NT's C2 rating

Fri Mar 22 05:59:26 PST 1996

At 02:30 PM 3/21/96 -0800, David Loysen <dwl at hnc.com> wrote:
>I don't see any reason a C2 or B2 system can't be networked to another
>system(s) with the same classification. But that isn't really what I meant.
>Can you make a firewall system that is C2 compliant? Isn't this what you
>would need in order to connect a C2 system or network to another non secure
>network, (i.e. the internet)?

Leaving out Red Book details (since back when I last read the Red Book,
nobody really had any general solutions to the problems), the problem is that
the Orange Book demands that for C-level and above, the operating system
must know the identity of all the users so it can track file, process,
and authentication accesses, and for B1 and up, it also needs to know
what users are allowed to use what security levels and what levels they're
actually operating at.

1) It's difficult to do that - you have to trust the messages coming over
a wire from the other machine to tell you who they're from, unless you can
be sure there's only one user per wire.  That means you need a mechanism
for trusting the other machine, a mechanism for communicating that trust,
a shared or mappable mechanism for identifying users, etc.
That takes a certain amount of work even when you control all the machines
that your machine can talk to, which you often can't (e.g. on an outer
firewall.)

2) To _certify_ a system for general use (as opposed to certifying a specific
instantiation of a system), you need to be sure that it will be installed
and maintained in a way that will provide that identification and assurance.
That's even harder, because you either need cryptographic authentication
and session control, or else you need a way to guarantee that the system
you're certifying only talk to machines that are administered in coordination
with it, in spite of being installed by some Army grunt or military contractor
who may RTFM but isn't a security wizard.  And in the C2-certification biz,
"cryptographic" means "something you got from the NSA", because they're the
ones who do military crypto, and they tend not to trust software.
Fortezza cards may do this stuff ok....

3) The networking code becomes part of the Trusted Comptuting Base,
which means you have to be able to verify that it can't mess with anything
that you don't want it messing with, and if it supports more than one
simultaneous user, it's got to be able to keep track of sessions and
communicate them reliably to the OS and TCB.  That works relatively well
for serial-port user logins and maybe uucp.  

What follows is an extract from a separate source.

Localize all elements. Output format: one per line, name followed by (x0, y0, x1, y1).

TCP/IP, on the other hand, is typically implemented down in the guts of the OS,
partly because IP needs to talk to hardware a lot, partly because it's
often easier to do the TCP and IP together, partly for "speed", and partly
because it's much more efficient to hand stuff to multiple users from kernel
space than to hand it up to a user-space application which then IPCs things
back through the kernel to their destination user processes.
It also tends to have various pieces running as root, either to access
hardware or protected parts of the software, or to make it easier
to transfer ownership of information to processes owned by different users.
(Yes, this is a Unix-centric view, but other systems tend to do similar stuff.)

This makes it difficult to verify that it's clean (hey, parts of it are
tough enough to get working really well, much less bug-free), and
it's even tougher at higher levels like B2 that want Least Privilege
rather than having a SuperUser root that can do everything.
Root stuff is just basically dangerous anyway.  And B1-level OSs often run
the TCB (including root) at System Low to make sure no regular user can 
mess with it, which makes it hard for root-owned processes to write up to users.

#--
#			Thanks;  Bill
# Bill Stewart, stewarts at ix.netcom.com, +1-415-442-2215 pager 408-787-1281
# "At year's end, however, new government limits on Internet access threatened
# to halt the growth of Internet use.  [...] Government control of news media 
# generally continues to depend on self-censorship to regulate political and
# social content, but the authorities also consistently penalize those who
# exceed the permissible."  - US government statement on China...

"SigFiles of Unusual Size?  I don't believe they exist!"